The famed 16th century samurai, Yamauchi Kazutoyo (1545 – 1605) was born in Ichinomiya. Kazutoyo first served the warlord Oda Nobunaga, and participated in the battles of Anegawa (1570) and Nagashino (1575), before becoming a retainer of Toyotomi Hideyoshi. He worked his way up from being a samurai with little talent, to being the lord of entire provinces thanks to his wise and beautiful wife, Chiyo, whose advice, encouragement and purchase of a splendid horse brought her husband to the attention of his liege lord.
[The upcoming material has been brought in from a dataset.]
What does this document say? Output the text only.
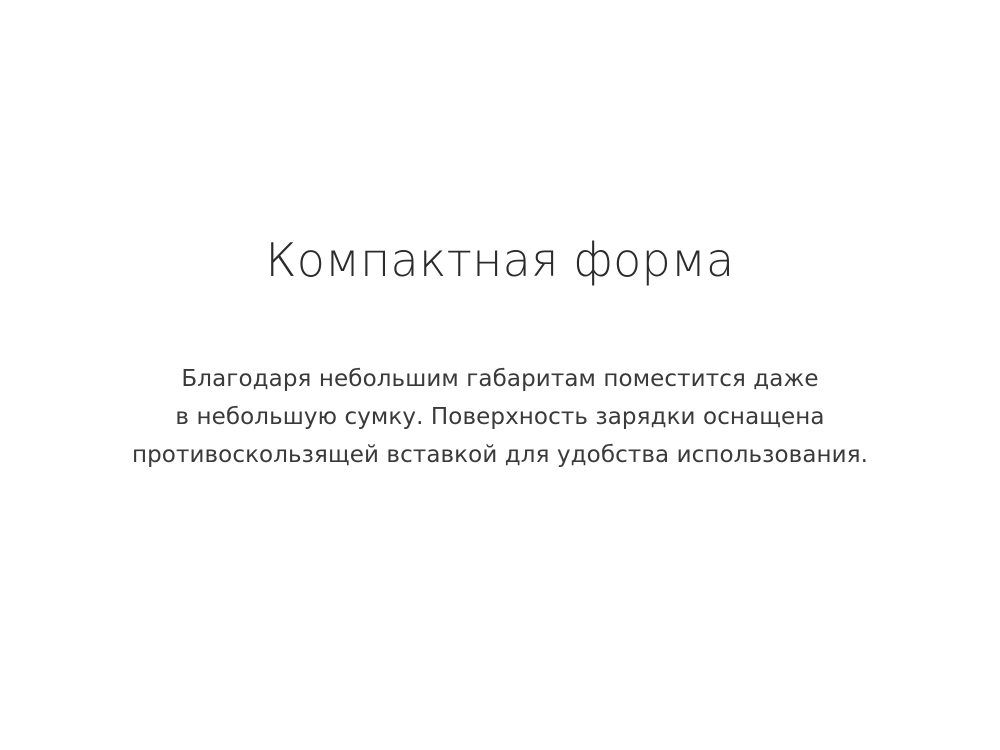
Компактная форма

Благодаря небольшим габаритам поместится даже
в небольшую сумку. Поверхность зарядки оснащена
противоскользящей вставкой для удобства использования.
Kazutoyo helped capture Gifu Castle and led 2,000 men into battle at Sekigahara in 1600 for the Tokugawa cause, for which he was later rewarded with Tosa Domain (now Kochi Prefecture) where he built Kochi Castle.

In celebration of Ichinomiya’s hero, an annual parade and festival are held in his honor at his birthplace, Kuroda Castle, now the Kuroda Elementary School. The main attraction is the Sengoku Period Parade featuring a mounted, armored Kazutoyo and his wife, Chiyo, surrounded by ladies-in-waiting and armed samurai.

Also, every August 14, the huge Nobi Fireworks show hosted by Ichinomiya and neighboring Hashima cities takes place along both banks of the Kiso River. Special Makiwara Boat festival float lanterns flicker beautifully on the Kiso River, and thousands of colorful fireworks illuminate the night sky, creating a tournament of light and sound with some of Japan’s biggest single fireworks used in this exciting summer spectacular.